The premise of Operation NiteLite was simple but its impact has been far-reaching. It has evolved into an initiative that is practiced by Probation Officers across the Commonwealth. Once considered a key part of the Boston Miracle of the 1990’s and lauded by President William Clinton’s administration, Operation NiteLite continues to serve as a national and international model for the community supervision of offenders.
“We’ve been all around the country to talk about Operation NiteLite. I can’t tell you all of the cities we’ve visited where we have talked about the program,” Fitzgerald said.
Operation NiteLite has also evolved into various initiatives including Operation Alarm Clock and Operation Silent Night, both established at BMC-Dorchester. Operation Alarm Clock was an effort that roused offenders–
identified as having gang ties–out of their beds in the wee morning to ensure that they had indeed adhered to their curfew and were following the orders of the court to look for employment. Operation Silent Night targeted domestic violence offenders during the holiday season. Statistics, at the time, showed a spike in domestic violence offenses during the holiday season.
Mark McHale, Regional Supervisor for Suffolk County and a former Dorchester Probation Officer when Operation NiteLite debuted, said efforts such as Probation’s Operation Common Cause was influenced by Operation NiteLite. Through Common Cause, Probation Officers joined with police to patrol the Boston Common, Downtown Crossing, and area nightspots where high profile crimes occurred.

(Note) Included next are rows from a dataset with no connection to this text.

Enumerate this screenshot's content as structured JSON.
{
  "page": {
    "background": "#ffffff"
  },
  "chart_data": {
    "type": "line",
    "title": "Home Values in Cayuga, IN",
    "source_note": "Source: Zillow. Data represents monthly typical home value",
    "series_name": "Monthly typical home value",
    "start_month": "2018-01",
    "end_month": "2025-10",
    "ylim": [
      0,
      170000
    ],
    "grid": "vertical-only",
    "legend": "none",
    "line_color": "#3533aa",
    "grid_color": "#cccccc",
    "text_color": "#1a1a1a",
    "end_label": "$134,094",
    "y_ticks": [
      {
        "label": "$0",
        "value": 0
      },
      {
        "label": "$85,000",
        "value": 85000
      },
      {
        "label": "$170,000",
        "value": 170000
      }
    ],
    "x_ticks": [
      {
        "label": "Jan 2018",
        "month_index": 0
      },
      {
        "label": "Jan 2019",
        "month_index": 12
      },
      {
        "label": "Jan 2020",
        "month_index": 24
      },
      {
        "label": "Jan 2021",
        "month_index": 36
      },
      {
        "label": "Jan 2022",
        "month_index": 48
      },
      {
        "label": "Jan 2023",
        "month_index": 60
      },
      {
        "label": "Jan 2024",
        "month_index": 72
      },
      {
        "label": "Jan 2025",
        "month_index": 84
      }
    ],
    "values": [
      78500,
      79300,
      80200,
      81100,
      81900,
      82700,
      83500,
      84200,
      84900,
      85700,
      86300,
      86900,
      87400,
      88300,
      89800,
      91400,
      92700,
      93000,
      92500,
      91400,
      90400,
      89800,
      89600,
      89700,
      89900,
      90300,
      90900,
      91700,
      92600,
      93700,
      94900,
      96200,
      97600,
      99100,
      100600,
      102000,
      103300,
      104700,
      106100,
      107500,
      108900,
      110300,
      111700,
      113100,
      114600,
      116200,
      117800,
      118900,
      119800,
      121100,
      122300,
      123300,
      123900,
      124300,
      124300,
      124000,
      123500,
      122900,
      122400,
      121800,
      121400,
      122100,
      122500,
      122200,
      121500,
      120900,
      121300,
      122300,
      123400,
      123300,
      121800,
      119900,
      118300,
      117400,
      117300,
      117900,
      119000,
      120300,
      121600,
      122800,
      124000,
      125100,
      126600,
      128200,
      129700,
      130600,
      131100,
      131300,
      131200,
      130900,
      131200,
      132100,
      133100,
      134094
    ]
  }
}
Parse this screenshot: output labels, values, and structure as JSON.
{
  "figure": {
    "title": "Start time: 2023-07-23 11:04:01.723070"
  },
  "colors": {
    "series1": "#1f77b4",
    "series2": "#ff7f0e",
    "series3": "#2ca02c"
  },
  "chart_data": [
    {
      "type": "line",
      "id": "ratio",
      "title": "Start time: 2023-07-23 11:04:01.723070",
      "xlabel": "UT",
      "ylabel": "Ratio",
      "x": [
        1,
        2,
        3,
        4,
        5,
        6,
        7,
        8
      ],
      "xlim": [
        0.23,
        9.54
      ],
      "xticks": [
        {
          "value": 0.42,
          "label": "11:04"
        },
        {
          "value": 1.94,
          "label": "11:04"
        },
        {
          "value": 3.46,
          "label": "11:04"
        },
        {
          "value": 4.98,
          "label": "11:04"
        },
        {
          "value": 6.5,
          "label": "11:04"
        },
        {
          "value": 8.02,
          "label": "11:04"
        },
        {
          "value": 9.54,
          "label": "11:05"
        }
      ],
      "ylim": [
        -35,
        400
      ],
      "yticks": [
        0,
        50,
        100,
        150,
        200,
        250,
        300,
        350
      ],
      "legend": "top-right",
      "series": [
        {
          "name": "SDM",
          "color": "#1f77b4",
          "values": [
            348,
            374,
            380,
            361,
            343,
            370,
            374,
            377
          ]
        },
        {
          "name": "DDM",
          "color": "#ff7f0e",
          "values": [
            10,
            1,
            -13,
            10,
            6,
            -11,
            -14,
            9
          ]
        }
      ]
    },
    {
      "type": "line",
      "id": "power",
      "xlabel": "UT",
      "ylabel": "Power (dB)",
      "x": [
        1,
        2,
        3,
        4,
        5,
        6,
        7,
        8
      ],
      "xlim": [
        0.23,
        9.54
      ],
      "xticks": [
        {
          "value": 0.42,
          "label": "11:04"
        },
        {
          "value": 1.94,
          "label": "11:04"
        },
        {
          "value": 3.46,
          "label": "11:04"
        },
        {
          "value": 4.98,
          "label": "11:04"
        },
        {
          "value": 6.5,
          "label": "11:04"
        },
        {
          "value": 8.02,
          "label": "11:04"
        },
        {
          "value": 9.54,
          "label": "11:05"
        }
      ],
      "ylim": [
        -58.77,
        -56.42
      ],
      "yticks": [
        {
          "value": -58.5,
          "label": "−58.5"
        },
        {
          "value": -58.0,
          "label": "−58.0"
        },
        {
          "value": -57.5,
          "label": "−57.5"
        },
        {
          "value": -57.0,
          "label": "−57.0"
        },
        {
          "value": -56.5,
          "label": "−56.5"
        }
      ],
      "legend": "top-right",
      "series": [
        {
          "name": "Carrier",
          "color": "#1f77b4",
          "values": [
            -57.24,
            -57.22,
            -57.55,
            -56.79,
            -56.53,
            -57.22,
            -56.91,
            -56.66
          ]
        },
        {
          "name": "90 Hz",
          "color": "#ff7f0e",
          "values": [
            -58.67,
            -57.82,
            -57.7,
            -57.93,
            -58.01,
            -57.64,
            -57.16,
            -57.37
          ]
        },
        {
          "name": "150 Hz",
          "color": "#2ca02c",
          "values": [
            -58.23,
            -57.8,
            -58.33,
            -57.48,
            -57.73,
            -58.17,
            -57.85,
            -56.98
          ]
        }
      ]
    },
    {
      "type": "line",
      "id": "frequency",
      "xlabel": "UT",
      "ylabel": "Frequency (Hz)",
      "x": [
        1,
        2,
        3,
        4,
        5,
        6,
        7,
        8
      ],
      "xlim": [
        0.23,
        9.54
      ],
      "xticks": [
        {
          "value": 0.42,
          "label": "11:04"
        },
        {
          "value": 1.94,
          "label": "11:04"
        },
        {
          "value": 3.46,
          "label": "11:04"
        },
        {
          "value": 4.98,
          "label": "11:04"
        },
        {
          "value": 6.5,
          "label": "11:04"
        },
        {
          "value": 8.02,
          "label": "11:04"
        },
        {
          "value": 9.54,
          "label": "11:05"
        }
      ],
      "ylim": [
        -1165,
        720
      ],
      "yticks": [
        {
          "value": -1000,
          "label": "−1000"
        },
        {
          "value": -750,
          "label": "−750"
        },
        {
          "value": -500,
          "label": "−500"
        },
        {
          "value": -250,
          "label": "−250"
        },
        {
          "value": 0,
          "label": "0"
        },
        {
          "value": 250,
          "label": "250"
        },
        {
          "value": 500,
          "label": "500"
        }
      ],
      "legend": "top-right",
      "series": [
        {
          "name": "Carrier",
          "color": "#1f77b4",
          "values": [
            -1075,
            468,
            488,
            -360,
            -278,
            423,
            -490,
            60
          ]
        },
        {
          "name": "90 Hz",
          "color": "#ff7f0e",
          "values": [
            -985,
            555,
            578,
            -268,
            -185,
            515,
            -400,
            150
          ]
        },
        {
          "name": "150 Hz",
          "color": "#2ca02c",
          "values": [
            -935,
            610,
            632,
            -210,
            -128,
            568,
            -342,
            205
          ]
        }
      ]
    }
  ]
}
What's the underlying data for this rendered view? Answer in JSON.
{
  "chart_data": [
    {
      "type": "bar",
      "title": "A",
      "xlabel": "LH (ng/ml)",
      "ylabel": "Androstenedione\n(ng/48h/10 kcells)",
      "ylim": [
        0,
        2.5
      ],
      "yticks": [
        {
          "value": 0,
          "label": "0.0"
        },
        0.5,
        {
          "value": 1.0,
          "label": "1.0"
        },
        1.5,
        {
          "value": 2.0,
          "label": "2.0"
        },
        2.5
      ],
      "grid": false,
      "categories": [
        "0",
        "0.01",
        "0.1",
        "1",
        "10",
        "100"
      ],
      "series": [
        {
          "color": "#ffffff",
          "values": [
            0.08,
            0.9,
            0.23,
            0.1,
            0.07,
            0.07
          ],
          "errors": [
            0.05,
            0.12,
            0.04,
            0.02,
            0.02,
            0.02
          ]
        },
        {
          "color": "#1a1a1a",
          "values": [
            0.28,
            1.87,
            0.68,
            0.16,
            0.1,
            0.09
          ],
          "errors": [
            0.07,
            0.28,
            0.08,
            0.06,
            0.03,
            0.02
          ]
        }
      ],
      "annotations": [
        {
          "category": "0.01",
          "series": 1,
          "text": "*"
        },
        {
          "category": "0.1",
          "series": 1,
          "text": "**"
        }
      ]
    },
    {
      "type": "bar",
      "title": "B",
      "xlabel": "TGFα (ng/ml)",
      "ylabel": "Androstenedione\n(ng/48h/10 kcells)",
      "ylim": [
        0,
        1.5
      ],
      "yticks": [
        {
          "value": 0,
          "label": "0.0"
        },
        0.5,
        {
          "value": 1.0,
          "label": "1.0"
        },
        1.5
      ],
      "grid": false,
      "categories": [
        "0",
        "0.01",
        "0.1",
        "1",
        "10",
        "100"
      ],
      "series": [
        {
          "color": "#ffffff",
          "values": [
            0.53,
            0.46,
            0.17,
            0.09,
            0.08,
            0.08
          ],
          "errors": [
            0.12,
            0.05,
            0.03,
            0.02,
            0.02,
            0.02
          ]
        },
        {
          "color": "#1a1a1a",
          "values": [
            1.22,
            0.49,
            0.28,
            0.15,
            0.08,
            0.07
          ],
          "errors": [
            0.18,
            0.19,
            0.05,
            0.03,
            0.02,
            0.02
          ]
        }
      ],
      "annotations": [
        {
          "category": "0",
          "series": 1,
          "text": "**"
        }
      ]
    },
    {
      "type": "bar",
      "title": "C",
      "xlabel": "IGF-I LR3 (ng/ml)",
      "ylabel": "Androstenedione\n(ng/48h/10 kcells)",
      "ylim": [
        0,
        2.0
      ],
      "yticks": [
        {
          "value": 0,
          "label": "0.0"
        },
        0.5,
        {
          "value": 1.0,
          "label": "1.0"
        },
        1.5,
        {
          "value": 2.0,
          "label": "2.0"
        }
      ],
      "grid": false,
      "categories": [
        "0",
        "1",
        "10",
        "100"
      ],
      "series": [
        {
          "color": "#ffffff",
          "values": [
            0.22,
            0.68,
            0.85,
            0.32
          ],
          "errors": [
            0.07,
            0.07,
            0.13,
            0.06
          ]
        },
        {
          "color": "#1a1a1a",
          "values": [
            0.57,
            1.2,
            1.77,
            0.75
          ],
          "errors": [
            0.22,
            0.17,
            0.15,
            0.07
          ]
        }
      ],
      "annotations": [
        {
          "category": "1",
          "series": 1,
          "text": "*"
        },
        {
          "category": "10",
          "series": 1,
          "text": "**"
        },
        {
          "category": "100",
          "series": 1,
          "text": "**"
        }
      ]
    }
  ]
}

“As a Probation Officer at an inner-city court, I found that Probation officers always had a good relationship with police. I think now that because of NiteLite, any Chief in any court in the Commonwealth can reach out to the local police department. It’s just communication between probation and police,” said McHale.
Operation NiteLite has also spawned a number of unique Probation initiatives throughout the state. These efforts include Probation Officers maintaining a presence at community events such as the annual Caribbean Festival in Boston, the Eastern Exposition Fair or “Big E” outside of Springfield, the Brockton Fair in Brockton, and a week-long carnival in Middleboro.
“When we started this initiative almost 20 years ago, I had no idea that it would have the impact it has had and continues to have in communities across the state,” Fitzgerald said.